I just got off the phone with a tech support person at Epson (on my dime, mind you – no toll-free number – but that’s a whole other gripe).
My mom’s having the same problems with her Epson Stylus C60 that I had with my Epson Stylus Photo 820 last year. The print heads get clogged all the time, and no amount of head cleaning seems to remedy the problem. Like I did with mine last year, I ran all the diagnostics they suggest at their site, and still the problems persist.
This tech, though, told me some new information.
1. The print heads in the Epson Stylus printers are not part of the cartridges.
2. You should not leave the printer on all the time. Just turn it on when you want to print. Why? The print heads are not sealed when the printer is on; therefore, they’re exposed and the ink dries in the heads. Also, the heat generated by the printer causes the ink to dry up in the print heads.
3. This is the big one: He said to run the head cleaning utility 5-6 times without printing the test pages in between cleanings.
The third one was a shocker to me, something I’d never thought about.
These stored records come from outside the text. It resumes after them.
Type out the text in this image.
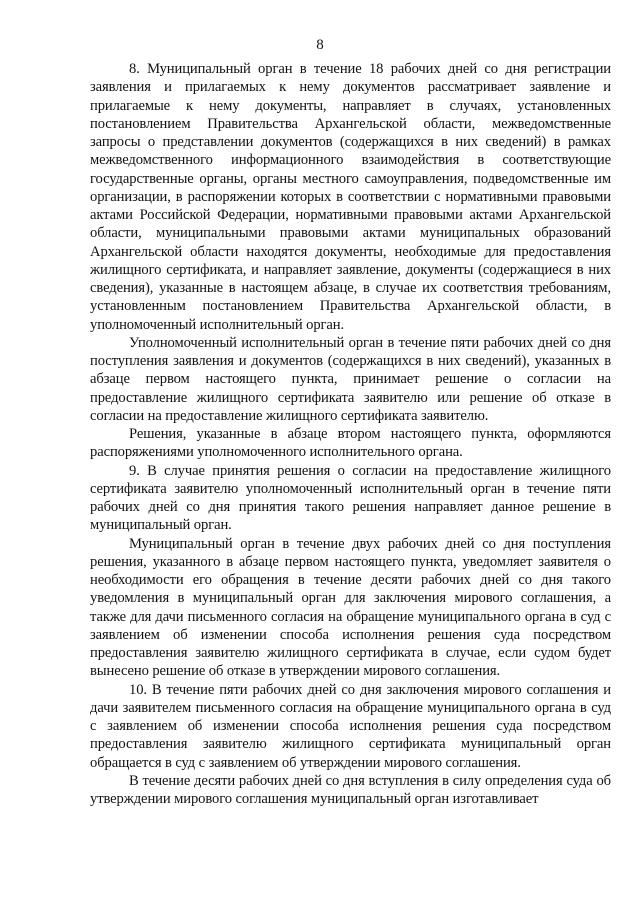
8

8. Муниципальный орган в течение 18 рабочих дней со дня регистрации заявления и прилагаемых к нему документов рассматривает заявление и прилагаемые к нему документы, направляет в случаях, установленных постановлением Правительства Архангельской области, межведомственные запросы о представлении документов (содержащихся в них сведений) в рамках межведомственного информационного взаимодействия в соответствующие государственные органы, органы местного самоуправления, подведомственные им организации, в распоряжении которых в соответствии с нормативными правовыми актами Российской Федерации, нормативными правовыми актами Архангельской области, муниципальными правовыми актами муниципальных образований Архангельской области находятся документы, необходимые для предоставления жилищного сертификата, и направляет заявление, документы (содержащиеся в них сведения), указанные в настоящем абзаце, в случае их соответствия требованиям, установленным постановлением Правительства Архангельской области, в уполномоченный исполнительный орган.

Уполномоченный исполнительный орган в течение пяти рабочих дней со дня поступления заявления и документов (содержащихся в них сведений), указанных в абзаце первом настоящего пункта, принимает решение о согласии на предоставление жилищного сертификата заявителю или решение об отказе в согласии на предоставление жилищного сертификата заявителю.

Решения, указанные в абзаце втором настоящего пункта, оформляются распоряжениями уполномоченного исполнительного органа.

9. В случае принятия решения о согласии на предоставление жилищного сертификата заявителю уполномоченный исполнительный орган в течение пяти рабочих дней со дня принятия такого решения направляет данное решение в муниципальный орган.

Муниципальный орган в течение двух рабочих дней со дня поступления решения, указанного в абзаце первом настоящего пункта, уведомляет заявителя о необходимости его обращения в течение десяти рабочих дней со дня такого уведомления в муниципальный орган для заключения мирового соглашения, а также для дачи письменного согласия на обращение муниципального органа в суд с заявлением об изменении способа исполнения решения суда посредством предоставления заявителю жилищного сертификата в случае, если судом будет вынесено решение об отказе в утверждении мирового соглашения.

10. В течение пяти рабочих дней со дня заключения мирового соглашения и дачи заявителем письменного согласия на обращение муниципального органа в суд с заявлением об изменении способа исполнения решения суда посредством предоставления заявителю жилищного сертификата муниципальный орган обращается в суд с заявлением об утверждении мирового соглашения.

В течение десяти рабочих дней со дня вступления в силу определения суда об утверждении мирового соглашения муниципальный орган изготавливает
He said that when you clean the print head, the printer expells the little bit of ink reserved in the print heads and cleans them. When you go to print a test page after cleaning, the printer injects more ink into the print head. That’s the reason head cleaning uses up so much ink — it’s continually expelling and refilling the print head with ink.
He advised that was the reason the cleanings use so much ink. So, if you run the test 5-6 times without printing, you’ll not waste any ink, and the printer will actually clean the print heads better.
That said, he asked me to have my mom do this as one last step to see if the print heads could be cleaned. It sounds like he’s going to see if they can bend a little on the warranty and send a replacement if this does not help.
I am not very happy with Epson’s printers because of this print head issue. I have never had this problem with HP printers. We’ve always left our printers on all the time, and the Epson’s are the first to give us problems. Epson’s drivers allow much more customization for users, but they also are a nightmare to navigate sometimes, and choosing the wrong settings can end up with bad prints.
I’m going to plug my refurb unit back in and try the multiple cleanings on it. Now that I know the print heads are NOT part of the new cartridges I put in, it makes perfect sense that installing new cartridges didn’t solve the problem.
WHY can’t Epson be more up-front about this with customers in their literature? I should not have had to spend all that time on long distance calls to find this out.